Medical Errors, Past and Present

According to a complaint by Sizemore's family, anesthesiologists administered the drugs to numb the patient, but they failed to give him the general anesthetic that would render him unconscious until 16 minutes after surgeons first cut into his abdomen.

Tony O'Dell, the attorney representing Sizemore's family says the case is still in progress and no further details could be provided. However, Sizemore's daughters appeared on ABC's "Good Morning America" in May to discuss their side of the case.

"Dad had said he said, 'You know I felt them cut me open, I felt that,'" his daughter, Sheila Dickens, says.

And this experience, his daughters say, turned Sizemore into a different man.

"There was something there that changed him so profusely that he was not the same man," says Lenoka Graham, Sizemore's other daughter. "He was scared to be alone, he had nightmares. ... [He] thought he was falling in a hole."

Raleigh General Hospital had no comment on the case when contacted.



Surgeons Leave 13-Inch Retractor in Patient

Donald Church, 49, had a tumor in his abdomen when he arrived at the University of Washington Medical Center in Seattle in June 2000. When he left, the tumor was gone -- but a metal retractor had taken its place.

Doctors admitted to leaving the 13-inch-long retractor in Church's abdomen by mistake. It was not the first such incident at the medical center; four other such occurrences had been documented at the hospital between 1997 and 2000. Still, such cases are uncommon; a press release issued by the hospital following publicity over the event estimated that such cases represent one in approximately 12,000 cases per year at the medical center.

Fortunately, surgeons were able to remove the retractor shortly after it was discovered, and Church experienced no long-term health consequences from the mistake. The hospital accepted full responsibility for the error and agreed to pay Church $97,000.

And in the seven years since the incident, notes the center's medical director Dr. Edward Walker, a number of initiatives at the hospital have significantly lessened the chance of future mistakes of this kind. In particular, the retractor incident spurred routine counting of instruments and sponges before and after all surgical procedures.



Fertility Clinic Uses Wrong Sperm

When Nancy Andrews, of Commack, N.Y., became pregnant after an in vitro fertilization procedure at a New York fertility clinic, she and her husband expected a beautiful new addition to their family.

What they did not expect was a child whose skin was significantly darker than that of either parent. Subsequent DNA tests suggested that doctors at New York Medical Services for Reproductive Medicine, the now-defunct Park Avenue clinic whose services they sought, accidentally used another man's sperm to inseminate Nancy Andrews' eggs.

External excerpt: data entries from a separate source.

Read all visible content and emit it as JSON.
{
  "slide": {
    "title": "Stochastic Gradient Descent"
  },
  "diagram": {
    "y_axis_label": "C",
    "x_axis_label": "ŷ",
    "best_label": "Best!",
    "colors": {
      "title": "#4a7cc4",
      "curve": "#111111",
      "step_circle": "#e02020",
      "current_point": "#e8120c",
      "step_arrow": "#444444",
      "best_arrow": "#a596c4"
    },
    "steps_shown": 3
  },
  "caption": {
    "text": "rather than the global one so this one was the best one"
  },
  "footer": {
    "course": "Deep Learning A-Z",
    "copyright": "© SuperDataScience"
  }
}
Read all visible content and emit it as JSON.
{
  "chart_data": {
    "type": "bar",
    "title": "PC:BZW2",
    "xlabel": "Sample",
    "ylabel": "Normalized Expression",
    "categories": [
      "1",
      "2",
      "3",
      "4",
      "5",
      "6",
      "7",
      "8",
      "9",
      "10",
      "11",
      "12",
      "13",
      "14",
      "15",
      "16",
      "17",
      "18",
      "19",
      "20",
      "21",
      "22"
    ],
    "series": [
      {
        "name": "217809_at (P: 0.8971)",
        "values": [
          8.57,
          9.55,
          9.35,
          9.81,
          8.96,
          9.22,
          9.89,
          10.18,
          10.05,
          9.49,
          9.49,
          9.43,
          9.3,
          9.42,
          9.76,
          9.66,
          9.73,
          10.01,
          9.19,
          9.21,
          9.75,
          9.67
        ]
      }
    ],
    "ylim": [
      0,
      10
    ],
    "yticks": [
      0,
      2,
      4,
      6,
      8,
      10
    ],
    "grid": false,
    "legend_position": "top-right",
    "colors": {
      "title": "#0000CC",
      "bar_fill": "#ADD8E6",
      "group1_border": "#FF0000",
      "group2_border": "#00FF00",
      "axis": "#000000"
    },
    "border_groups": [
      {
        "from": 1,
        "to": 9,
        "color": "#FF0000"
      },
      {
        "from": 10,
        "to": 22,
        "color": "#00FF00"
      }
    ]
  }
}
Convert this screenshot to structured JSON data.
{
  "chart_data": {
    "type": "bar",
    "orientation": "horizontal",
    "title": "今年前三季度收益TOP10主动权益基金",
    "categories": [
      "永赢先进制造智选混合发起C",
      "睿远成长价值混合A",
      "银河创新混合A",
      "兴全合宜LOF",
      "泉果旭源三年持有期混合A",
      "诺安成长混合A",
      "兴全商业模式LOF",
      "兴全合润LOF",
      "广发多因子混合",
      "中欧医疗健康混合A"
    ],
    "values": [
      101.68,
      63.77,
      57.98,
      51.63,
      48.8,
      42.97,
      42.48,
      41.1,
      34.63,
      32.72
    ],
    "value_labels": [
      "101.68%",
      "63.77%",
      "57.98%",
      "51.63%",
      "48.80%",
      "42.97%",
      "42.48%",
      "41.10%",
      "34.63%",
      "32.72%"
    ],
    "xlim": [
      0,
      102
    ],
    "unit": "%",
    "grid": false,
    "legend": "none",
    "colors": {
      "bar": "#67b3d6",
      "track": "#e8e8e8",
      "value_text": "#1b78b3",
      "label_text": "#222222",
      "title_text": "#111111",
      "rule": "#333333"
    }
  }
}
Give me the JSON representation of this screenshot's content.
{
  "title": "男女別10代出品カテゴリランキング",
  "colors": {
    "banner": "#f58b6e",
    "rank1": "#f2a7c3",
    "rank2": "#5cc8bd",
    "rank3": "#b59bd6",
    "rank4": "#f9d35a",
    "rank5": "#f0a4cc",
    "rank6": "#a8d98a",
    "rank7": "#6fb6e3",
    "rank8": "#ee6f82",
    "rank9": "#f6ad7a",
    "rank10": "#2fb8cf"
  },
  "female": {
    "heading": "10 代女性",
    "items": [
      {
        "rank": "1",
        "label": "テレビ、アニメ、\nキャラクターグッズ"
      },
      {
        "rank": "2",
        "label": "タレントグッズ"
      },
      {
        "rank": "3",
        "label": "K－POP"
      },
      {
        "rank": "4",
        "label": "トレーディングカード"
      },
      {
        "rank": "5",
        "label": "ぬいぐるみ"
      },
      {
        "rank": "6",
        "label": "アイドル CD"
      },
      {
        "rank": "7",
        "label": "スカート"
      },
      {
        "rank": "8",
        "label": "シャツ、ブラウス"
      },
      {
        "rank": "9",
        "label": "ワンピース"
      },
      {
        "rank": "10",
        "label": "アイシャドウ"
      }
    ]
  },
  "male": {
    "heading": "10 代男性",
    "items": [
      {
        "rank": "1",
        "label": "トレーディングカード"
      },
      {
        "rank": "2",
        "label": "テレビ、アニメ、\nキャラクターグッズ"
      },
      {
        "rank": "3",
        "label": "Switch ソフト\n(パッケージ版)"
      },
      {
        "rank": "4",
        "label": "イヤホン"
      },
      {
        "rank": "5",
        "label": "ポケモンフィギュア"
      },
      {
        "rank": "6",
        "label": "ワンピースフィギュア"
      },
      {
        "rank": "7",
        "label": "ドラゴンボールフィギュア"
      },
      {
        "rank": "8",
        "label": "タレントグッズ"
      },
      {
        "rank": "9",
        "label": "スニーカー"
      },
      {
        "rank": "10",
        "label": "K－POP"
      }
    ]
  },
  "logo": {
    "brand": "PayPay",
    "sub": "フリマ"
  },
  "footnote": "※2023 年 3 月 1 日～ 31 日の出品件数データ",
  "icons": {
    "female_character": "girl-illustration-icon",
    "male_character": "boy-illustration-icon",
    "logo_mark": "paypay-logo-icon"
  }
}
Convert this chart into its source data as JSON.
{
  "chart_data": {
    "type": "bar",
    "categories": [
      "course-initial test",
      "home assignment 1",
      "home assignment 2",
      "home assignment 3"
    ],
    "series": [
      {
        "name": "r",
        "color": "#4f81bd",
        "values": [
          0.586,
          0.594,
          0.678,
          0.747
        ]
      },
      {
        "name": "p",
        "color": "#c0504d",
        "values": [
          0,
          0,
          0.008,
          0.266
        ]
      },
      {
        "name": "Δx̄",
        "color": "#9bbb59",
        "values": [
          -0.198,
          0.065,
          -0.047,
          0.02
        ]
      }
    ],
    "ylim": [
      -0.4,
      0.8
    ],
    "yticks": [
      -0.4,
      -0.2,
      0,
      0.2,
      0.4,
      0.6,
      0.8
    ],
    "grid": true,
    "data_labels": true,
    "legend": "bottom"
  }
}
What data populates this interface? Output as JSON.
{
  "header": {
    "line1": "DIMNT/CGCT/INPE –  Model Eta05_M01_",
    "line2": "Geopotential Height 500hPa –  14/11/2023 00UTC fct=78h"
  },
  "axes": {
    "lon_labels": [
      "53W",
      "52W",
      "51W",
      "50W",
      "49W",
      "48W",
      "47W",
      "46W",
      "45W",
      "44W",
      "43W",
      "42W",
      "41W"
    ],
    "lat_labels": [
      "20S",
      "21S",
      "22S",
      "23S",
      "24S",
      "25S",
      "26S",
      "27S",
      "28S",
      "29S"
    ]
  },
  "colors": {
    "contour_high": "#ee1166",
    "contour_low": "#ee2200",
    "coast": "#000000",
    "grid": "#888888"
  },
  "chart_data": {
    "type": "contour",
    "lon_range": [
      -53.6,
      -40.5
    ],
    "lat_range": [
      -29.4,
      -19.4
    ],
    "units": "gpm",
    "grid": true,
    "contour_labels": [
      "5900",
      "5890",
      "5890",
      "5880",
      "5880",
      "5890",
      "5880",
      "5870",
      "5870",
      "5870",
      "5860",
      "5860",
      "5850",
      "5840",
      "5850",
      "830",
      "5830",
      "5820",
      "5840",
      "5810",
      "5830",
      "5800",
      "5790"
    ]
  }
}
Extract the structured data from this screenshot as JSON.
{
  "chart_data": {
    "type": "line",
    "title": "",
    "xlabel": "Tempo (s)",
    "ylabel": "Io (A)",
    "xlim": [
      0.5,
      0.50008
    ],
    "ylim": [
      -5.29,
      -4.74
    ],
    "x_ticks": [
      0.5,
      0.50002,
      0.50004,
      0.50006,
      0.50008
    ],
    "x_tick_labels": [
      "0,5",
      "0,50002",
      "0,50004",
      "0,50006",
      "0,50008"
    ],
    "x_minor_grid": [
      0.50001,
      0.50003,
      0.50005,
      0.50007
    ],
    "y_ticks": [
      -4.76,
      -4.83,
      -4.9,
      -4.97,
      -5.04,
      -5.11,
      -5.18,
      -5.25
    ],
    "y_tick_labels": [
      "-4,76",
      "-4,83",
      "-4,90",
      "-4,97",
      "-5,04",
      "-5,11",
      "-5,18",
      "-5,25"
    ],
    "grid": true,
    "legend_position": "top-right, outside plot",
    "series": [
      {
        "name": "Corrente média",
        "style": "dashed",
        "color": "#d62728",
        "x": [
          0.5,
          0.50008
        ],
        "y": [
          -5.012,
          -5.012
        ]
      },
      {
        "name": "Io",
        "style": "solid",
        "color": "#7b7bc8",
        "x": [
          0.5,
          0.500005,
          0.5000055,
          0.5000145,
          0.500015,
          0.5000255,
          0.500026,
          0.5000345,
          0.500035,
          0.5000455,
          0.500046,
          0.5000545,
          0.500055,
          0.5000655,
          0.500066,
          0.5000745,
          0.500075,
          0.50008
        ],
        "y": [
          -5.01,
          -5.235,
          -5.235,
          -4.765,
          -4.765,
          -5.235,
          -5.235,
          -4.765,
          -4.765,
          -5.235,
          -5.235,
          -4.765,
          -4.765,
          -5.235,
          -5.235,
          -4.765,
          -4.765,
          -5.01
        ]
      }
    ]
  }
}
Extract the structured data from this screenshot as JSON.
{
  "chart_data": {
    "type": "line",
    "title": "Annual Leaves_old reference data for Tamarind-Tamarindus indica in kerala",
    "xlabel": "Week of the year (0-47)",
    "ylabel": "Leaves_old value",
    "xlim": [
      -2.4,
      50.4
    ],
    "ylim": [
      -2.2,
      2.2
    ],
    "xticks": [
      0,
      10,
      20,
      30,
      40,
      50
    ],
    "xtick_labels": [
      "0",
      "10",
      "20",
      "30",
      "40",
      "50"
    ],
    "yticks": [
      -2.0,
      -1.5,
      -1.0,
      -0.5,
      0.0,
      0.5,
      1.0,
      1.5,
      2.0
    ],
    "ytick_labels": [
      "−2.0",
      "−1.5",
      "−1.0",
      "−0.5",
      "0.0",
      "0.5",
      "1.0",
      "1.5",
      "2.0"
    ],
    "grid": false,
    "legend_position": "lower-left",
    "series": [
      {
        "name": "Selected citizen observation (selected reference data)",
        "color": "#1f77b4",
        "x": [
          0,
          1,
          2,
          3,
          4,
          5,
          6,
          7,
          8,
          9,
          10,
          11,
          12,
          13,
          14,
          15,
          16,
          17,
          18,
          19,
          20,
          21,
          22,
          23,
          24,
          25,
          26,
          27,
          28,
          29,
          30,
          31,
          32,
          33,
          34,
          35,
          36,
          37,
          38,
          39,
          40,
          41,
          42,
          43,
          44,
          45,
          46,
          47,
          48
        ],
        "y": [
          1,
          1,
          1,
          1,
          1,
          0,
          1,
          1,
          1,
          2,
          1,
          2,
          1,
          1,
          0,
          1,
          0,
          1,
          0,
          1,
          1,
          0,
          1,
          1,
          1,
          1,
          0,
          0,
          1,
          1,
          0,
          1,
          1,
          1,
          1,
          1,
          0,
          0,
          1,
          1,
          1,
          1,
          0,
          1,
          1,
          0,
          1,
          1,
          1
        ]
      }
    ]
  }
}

The couple has since raised Baby Jessica, who was born Oct. 19, 2004, as their own, according to wire reports.

But the couple still filed a malpractice suit against the owner of the clinic, as well as the embryologist who allegedly mixed up the samples Oct. 14, 2005. In the suit, the couple accused the owner of the clinic and the embryologist of negligence.



Mix-Up Leads to Unneeded Double Breast Removal

Darrie Eason, a 35-year-old single mother on Long Island, N.Y., filed a lawsuit against a CBLPath medical laboratory earlier this month after a mix-up at the lab prompted her to have both her breasts removed.